The arts might rest on creative imagination but when it comes to Christchurch's proposed performing arts precinct, the time has arrived to face hard realities.

With still no sign of any resolution on what exactly this cultural grandstand will contain or even represent, the scheme should be scrapped and the arts allowed to grow organically throughout the city rather than being conveniently crammed into an urban planner's dream of a cultural hub.

Even the most ardent supporter of the project must now concede that the idea has not only lost momentum - it has lost credibility.

Last month's revelation that the Government - which appears to have taken over the project from the Christchurch City Council for reasons unexplained - is lobbying cinema operators for an on-site art- house cinema appeared to reveal a mood of increasing desperation and unreality.

Not only would such a development place pressure on what is a confined site, it fails to recognise that when the neighbouring Isaac Theatre Royal reopens next month, it will contain state of the art cinema facilities.

Two film theatres within yards of each other? Oh please.

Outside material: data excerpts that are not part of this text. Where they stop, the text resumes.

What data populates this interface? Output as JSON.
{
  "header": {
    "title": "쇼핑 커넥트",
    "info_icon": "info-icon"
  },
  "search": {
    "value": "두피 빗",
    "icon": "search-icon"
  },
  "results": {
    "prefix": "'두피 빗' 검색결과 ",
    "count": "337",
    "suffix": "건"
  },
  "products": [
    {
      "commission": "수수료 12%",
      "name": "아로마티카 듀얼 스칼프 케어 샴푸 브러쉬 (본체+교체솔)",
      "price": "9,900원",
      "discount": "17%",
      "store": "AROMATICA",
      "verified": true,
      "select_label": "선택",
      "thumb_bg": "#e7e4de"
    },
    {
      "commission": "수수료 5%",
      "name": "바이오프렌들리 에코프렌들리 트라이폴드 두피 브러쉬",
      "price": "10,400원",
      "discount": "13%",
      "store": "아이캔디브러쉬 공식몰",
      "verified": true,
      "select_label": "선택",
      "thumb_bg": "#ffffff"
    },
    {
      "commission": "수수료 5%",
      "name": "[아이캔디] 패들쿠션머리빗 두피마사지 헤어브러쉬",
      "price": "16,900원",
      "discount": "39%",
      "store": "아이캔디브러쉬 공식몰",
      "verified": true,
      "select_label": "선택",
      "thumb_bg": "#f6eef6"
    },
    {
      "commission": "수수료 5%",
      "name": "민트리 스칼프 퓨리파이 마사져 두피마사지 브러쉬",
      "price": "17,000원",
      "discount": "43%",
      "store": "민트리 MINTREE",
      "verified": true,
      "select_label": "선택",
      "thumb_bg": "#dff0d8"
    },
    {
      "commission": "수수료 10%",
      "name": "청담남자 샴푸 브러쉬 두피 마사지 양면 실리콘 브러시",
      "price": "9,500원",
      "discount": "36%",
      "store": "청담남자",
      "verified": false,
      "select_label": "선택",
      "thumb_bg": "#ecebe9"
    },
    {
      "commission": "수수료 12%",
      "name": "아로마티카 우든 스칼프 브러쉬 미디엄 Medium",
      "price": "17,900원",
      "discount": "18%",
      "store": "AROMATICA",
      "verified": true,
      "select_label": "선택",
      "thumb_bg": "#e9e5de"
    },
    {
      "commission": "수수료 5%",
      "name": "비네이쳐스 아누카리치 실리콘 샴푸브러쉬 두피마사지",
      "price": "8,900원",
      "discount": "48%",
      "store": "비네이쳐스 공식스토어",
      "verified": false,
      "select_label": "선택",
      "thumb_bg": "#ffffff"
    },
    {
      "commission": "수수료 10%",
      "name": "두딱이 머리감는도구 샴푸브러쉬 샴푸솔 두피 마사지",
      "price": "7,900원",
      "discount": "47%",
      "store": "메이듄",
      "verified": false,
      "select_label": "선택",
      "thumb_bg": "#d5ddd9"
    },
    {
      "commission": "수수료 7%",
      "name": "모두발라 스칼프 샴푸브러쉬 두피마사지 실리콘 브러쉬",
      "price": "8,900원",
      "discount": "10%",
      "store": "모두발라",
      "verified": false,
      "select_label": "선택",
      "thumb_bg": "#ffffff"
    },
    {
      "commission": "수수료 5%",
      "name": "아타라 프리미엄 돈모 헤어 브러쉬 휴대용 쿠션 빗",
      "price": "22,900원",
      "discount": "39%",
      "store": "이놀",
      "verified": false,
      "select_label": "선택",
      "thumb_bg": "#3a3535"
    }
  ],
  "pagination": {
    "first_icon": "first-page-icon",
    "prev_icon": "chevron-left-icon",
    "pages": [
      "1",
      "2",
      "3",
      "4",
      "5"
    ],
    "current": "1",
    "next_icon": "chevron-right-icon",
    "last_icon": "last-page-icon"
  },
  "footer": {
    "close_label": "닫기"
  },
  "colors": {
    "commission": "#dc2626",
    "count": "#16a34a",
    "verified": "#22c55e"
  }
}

With no firm indications about The Court Theatre's possible return to the precinct and criticisms about the proposed rentals in the music building, the performing arts precinct in its existing form is flopping around the stage like an ageing ballerina attempting a final performance of The Dying Swan.

The Government should recognise this and convene a formal multi-party discussion with the city's arts organisations - amateur and professional - to chart a new way forward. A radical re-think might salvage something from the mess but I fear that it's too late. The city council seemed disinterested or unwilling - or both - to become involved while central government hubris refuses to recognise that the precinct scheme was hastily conceived and flawed from the very beginning.

In the wider world, the concept of a centralised cultural and artistic area has been replaced by recognition that in an urban context, it's better to allow the arts to grow organically.

In Europe performance and exhibition spaces are allowed to evolve alongside the major arts hubs to provide a mesh of cultural experiences. A single performing arts precinct has become outdated. Much better to let the various cultural organisations - new and old - flow freely throughout the city.

Surely it's a mark of a mature and intelligent society when this happens.